Endocrinology and Diabetes Unit, Biomedical Research Institute "August Pi i Sunyer," Biomedical Research Centre on Diabetes and Associated Metabolic Diseases, and University Clinical Hospital, Barcelona, Spain.

出版信息

Diabetes Technol Ther. 2011 Jan;13(1):49-54. doi: 10.1089/dia.2010.0107.

Abstract

BACKGROUND

studies investigating the effect of real-time continuous glucose monitoring (CGM) combined with pump therapy on glycemic outcomes in type 1 diabetes are increasing. Pump therapy is well established as a "gold standard" for insulin delivery, offering improvements over multiple daily insulin injections. However, there is still a proportion of subjects using continuous subcutaneous insulin infusion in whom goals for metabolic control are far from achieved or benefits of this type of insulin therapy are transient. The SWITCH (Sensing With Insulin pump Therapy to Control HbA(1c) [hemoglobin A1c]) study is a multicenter, randomized, controlled, crossover study to evaluate if adding CGM to experienced pump patients with suboptimal metabolic control will provide additional insight enabling clinical and therapeutic benefit.

METHODS

subjects meeting the inclusion criteria were randomized to Sensor On or Sensor Off arms for 6 months, after a 1-month run-in period. Following a 4-month washout period, the subjects crossed over to the other study arm for 6 months.
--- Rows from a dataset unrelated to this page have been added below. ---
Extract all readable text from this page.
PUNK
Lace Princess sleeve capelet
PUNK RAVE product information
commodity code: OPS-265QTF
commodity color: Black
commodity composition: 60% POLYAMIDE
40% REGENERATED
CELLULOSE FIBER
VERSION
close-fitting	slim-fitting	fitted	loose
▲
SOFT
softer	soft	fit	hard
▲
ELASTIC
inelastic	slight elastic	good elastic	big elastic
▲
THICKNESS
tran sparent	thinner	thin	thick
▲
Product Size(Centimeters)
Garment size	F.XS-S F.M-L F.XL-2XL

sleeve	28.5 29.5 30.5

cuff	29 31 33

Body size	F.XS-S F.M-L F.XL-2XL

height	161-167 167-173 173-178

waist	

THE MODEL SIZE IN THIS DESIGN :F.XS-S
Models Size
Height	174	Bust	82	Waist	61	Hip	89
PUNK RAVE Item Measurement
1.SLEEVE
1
The primary end point was the between arm difference in HbA(1c) levels. Among others, additional end points include time spent in different glycemic ranges, percentage of patients with HbA(1c) <7%, number of hypoglycemic events, glucose variability parameters, safety outcomes, treatment satisfaction, and quality of life.

RESULTS

recruitment occurred between January 2008 and February 2009. A total of 153 patients were randomized. Study completion is anticipated in July 2010.

CONCLUSIONS

the results will establish if adding CGM to existing, capable, insulin pump users can enable better metabolic control.

摘要

背景

研究实时连续血糖监测(CGM)联合泵治疗对 1 型糖尿病血糖控制效果的研究越来越多。泵治疗作为胰岛素输送的“金标准”已得到很好的确立,与多次每日胰岛素注射相比,有许多改进之处。然而,仍有一部分使用持续皮下胰岛素输注的患者,其代谢控制目标远未达到,或者这种胰岛素治疗的益处是短暂的。SWITCH(用胰岛素泵治疗来控制糖化血红蛋白 [HbA1c])研究是一项多中心、随机、对照、交叉研究,旨在评估在代谢控制不理想的有经验的泵治疗患者中添加 CGM 是否会提供额外的见解,从而带来临床和治疗上的益处。

方法

符合纳入标准的患者被随机分为传感器开启或传感器关闭臂 6 个月,在 1 个月的导入期后。经过 4 个月的洗脱期后,患者交叉进入另一个研究臂 6 个月。主要终点是臂间 HbA1c 水平的差异。其他终点包括不同血糖范围内的时间、HbA1c<7%的患者比例、低血糖事件的次数、血糖变异性参数、安全性结果、治疗满意度和生活质量。

结果

招募工作于 2008 年 1 月至 2009 年 2 月进行。共有 153 名患者被随机分组。预计 2010 年 7 月完成研究。

结论

研究结果将确定在有经验、有能力的胰岛素泵使用者中添加 CGM 是否可以更好地控制代谢。